On October 2nd a working group under the leadership of Erki Liikanen, Governor of the Bank of Finland, completed its report on the banking sector. The group advocates, amongst other things, a more thoroughgoing division between banking activities involving risk and ordinary banking activities, and also wants to see real limits put on bonuses. In the SP’s view these proposals might have gone much further, but at least the report goes in the right direction. Dutch bankers have once more protested, not having yet learnt their lesson. The report should, however, be obligatory reading for Prime Minister Mark Rutte and his potential coalition partner, Labour leader Diederik Samsom, who could incorporate the proposals into their plans for government. Then we’d really see whose pulling the strings when it comes to this accord. Labour - who even wanted to see a national public bank – or, via the Liberals, the bankers who reject even the mildest proposals?

Liikanen
Erki Liikanen (Source:WikiCommons)

For the most part, EU expert groups are assembled in a one-sided fashion and produce advice notes favourable to major corporations and financial institutions. European Commissioner Michel Barnier does appear, however, to be taking seriously the task of tackling the speculators and has already presented a number of legislative proposals. Now we have the Liikanen report, which goes much further than was expected, proposing the separation of banking activities, with speculative transactions which the banks perform on their own account divided from more routine banking. The report is not completely watertight. There is a high threshold, so that only big banks and those whose speculative activities count for more than 15-25% of their assets are covered. In addition, an exception is made for transactions which benefit business. This was the principal argument which Finance Minister Jan Kees de Jager used against splitting the banks, that the Dutch banking sector would no longer be attractive to multinationals, because big corporations require frequent speculative transactions. Given the proviso about advantages to business, this argument cannot be used against the Liikanen recommendations. This makes it even more remarkable that the Dutch Union of Banks (NVB) rejected even this mild proposal.

Perhaps the attitude of the Dutch bankers has to do with the fact that the working group wants to further address the issue of the bonuses, placing both relative and absolute limits on them. The bonus may not exceed 50% of the basic salary and the total value of bonuses may not be greater than the total of dividends paid out. Bonuses must be the first thing to go in the face of losses. This could also have been stronger, for example through a ban on bonuses at banks which receive state aid, but it is good that the working group has at least given its attention to this matter. It is also remarkable how the group recommends the introduction of regular ‘fitness tests’ for those in positions of leadership. Evidently there remain amongst bankers too many people who don’t understand their own products.

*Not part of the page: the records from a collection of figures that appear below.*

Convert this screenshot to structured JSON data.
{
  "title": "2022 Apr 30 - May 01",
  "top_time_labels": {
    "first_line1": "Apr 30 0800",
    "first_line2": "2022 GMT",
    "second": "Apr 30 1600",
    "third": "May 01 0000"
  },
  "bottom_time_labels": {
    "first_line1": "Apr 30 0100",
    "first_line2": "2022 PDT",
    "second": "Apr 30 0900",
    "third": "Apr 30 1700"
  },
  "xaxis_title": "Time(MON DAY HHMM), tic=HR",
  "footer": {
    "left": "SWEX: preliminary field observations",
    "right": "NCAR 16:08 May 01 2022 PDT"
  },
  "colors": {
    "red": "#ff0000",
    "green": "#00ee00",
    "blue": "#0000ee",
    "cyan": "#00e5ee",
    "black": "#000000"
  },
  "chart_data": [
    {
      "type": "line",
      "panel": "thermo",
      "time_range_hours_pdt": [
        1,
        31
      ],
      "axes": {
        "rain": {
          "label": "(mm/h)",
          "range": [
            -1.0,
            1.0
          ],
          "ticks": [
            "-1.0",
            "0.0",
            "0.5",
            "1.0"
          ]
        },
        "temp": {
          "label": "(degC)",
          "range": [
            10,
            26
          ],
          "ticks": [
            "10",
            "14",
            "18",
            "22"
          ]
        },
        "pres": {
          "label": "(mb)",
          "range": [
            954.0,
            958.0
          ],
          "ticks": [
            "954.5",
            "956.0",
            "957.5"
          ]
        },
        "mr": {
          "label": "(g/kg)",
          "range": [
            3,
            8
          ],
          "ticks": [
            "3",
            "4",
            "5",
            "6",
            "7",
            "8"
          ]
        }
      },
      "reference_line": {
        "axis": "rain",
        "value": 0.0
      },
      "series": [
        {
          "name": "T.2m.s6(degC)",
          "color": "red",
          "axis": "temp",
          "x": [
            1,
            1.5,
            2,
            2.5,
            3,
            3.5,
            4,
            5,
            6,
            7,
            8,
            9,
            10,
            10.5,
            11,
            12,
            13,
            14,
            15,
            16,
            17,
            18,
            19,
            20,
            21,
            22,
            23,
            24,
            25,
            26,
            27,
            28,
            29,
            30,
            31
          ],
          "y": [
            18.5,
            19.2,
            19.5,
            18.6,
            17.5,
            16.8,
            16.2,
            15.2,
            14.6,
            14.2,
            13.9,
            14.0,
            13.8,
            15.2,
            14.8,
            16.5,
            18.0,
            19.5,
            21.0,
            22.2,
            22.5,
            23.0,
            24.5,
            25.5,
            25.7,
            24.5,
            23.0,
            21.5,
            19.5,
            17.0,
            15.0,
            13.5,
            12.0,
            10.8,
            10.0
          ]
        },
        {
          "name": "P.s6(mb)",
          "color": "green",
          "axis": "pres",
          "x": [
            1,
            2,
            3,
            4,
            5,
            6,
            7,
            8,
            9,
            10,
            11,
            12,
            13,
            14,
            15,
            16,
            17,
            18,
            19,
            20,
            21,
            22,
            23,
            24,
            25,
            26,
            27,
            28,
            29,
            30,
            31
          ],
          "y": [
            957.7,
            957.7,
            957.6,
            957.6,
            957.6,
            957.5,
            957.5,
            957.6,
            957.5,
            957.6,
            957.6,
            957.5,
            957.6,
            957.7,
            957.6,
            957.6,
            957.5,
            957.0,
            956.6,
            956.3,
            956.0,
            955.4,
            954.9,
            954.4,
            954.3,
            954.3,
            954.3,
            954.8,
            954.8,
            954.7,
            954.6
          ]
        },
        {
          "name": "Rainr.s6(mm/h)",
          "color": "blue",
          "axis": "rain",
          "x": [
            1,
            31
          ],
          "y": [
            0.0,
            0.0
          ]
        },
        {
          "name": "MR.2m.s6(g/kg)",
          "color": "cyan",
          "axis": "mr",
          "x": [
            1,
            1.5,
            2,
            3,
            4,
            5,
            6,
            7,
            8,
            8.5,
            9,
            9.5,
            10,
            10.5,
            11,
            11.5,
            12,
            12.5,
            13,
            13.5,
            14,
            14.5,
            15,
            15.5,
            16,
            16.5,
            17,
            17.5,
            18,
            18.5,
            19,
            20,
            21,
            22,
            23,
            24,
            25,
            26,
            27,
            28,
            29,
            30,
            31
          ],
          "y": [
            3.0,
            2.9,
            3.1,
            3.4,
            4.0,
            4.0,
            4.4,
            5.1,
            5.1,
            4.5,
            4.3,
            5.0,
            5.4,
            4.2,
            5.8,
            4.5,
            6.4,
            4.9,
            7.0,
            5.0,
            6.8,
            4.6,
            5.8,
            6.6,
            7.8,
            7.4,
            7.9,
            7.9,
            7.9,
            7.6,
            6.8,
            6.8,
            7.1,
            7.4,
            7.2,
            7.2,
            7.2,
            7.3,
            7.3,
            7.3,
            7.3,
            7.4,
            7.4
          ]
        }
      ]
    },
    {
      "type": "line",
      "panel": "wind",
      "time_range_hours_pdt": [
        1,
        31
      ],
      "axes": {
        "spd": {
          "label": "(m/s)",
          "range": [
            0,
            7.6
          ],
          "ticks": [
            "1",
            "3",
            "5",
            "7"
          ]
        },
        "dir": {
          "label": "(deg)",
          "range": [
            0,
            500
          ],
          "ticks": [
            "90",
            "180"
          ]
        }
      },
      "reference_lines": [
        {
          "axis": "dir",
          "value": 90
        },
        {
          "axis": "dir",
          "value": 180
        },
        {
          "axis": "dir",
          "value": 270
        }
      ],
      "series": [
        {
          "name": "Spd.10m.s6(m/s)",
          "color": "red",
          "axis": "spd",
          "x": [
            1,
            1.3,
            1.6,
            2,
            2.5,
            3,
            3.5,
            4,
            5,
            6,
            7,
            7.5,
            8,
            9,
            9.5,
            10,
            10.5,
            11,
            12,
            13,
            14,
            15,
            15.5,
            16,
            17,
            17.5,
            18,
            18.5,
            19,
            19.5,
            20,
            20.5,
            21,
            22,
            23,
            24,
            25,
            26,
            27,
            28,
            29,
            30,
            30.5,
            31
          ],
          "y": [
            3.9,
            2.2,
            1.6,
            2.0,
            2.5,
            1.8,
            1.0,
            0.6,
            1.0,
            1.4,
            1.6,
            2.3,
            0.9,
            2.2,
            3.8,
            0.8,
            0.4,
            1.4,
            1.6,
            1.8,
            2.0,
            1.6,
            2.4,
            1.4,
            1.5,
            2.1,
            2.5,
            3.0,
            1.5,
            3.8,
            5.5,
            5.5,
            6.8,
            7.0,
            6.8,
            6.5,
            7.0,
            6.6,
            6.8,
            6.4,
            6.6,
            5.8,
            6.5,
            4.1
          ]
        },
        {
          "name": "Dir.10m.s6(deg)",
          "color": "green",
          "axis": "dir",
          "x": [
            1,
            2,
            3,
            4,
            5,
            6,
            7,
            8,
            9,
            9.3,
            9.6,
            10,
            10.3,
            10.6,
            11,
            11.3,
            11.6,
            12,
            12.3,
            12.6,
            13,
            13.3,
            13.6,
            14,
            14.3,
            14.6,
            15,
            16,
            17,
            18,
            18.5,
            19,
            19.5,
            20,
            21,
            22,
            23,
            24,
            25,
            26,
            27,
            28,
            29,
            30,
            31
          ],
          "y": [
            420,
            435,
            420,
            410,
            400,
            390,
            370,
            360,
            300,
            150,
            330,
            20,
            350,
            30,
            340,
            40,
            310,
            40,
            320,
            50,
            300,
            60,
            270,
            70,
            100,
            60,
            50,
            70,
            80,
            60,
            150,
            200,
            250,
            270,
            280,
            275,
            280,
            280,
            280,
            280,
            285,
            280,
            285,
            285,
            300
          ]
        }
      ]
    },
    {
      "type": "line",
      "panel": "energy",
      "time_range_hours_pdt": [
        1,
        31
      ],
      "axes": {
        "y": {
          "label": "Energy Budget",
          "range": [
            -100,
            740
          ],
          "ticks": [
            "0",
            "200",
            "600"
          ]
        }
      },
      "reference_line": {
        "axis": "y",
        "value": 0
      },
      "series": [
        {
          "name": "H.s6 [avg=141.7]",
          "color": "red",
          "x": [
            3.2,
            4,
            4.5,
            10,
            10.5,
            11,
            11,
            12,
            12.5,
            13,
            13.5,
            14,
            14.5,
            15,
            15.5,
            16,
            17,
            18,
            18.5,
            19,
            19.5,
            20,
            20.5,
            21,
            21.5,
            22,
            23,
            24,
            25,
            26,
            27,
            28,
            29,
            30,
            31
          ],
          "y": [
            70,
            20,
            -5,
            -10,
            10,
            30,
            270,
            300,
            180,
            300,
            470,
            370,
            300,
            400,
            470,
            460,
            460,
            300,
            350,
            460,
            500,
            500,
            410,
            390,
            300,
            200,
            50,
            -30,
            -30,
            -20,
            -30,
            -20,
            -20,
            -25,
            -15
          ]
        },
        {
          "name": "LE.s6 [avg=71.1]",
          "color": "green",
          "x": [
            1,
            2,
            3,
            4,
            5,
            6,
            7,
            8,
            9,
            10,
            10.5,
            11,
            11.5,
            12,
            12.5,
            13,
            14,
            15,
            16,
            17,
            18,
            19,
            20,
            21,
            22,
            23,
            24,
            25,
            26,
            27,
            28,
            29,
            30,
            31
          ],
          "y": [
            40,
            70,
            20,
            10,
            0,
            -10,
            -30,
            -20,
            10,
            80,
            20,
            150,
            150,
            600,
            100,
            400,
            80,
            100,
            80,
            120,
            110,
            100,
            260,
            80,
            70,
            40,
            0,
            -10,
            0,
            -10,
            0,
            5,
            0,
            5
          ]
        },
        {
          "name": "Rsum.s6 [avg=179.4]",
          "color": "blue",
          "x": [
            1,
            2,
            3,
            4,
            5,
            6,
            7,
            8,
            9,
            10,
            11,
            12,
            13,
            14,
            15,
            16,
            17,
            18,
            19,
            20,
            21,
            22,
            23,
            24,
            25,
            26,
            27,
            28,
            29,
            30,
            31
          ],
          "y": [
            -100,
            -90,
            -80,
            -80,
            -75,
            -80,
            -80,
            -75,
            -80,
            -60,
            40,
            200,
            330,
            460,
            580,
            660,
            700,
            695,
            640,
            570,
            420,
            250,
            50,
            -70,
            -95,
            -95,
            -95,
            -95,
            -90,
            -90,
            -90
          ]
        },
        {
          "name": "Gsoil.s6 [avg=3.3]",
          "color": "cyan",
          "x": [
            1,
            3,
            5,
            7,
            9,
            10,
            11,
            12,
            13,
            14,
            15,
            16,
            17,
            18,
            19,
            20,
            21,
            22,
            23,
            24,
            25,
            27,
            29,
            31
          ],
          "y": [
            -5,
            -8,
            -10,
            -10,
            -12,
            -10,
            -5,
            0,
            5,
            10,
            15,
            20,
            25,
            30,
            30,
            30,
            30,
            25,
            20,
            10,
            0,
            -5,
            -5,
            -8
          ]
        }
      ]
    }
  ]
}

In Brussels, Commissioner Barnier must now decide whether he will adopt these proposals and put forward concrete legislative proposals. But Rutte and Samsom have no need to wait for this. They can institute the splitting of the banks, the limiting of bonuses and the performance of quality controls, all in a single chapter of their coalition agreement. Addressing this would deserve respect; failure to do so would mean that we would know that the chair of the NVB and the political right have been calling and the Labour Party is once more buckling under pressure. And we would also know for certain that a successful coalition agreement will mean that the Netherlands will become not more social, but more neo-liberal.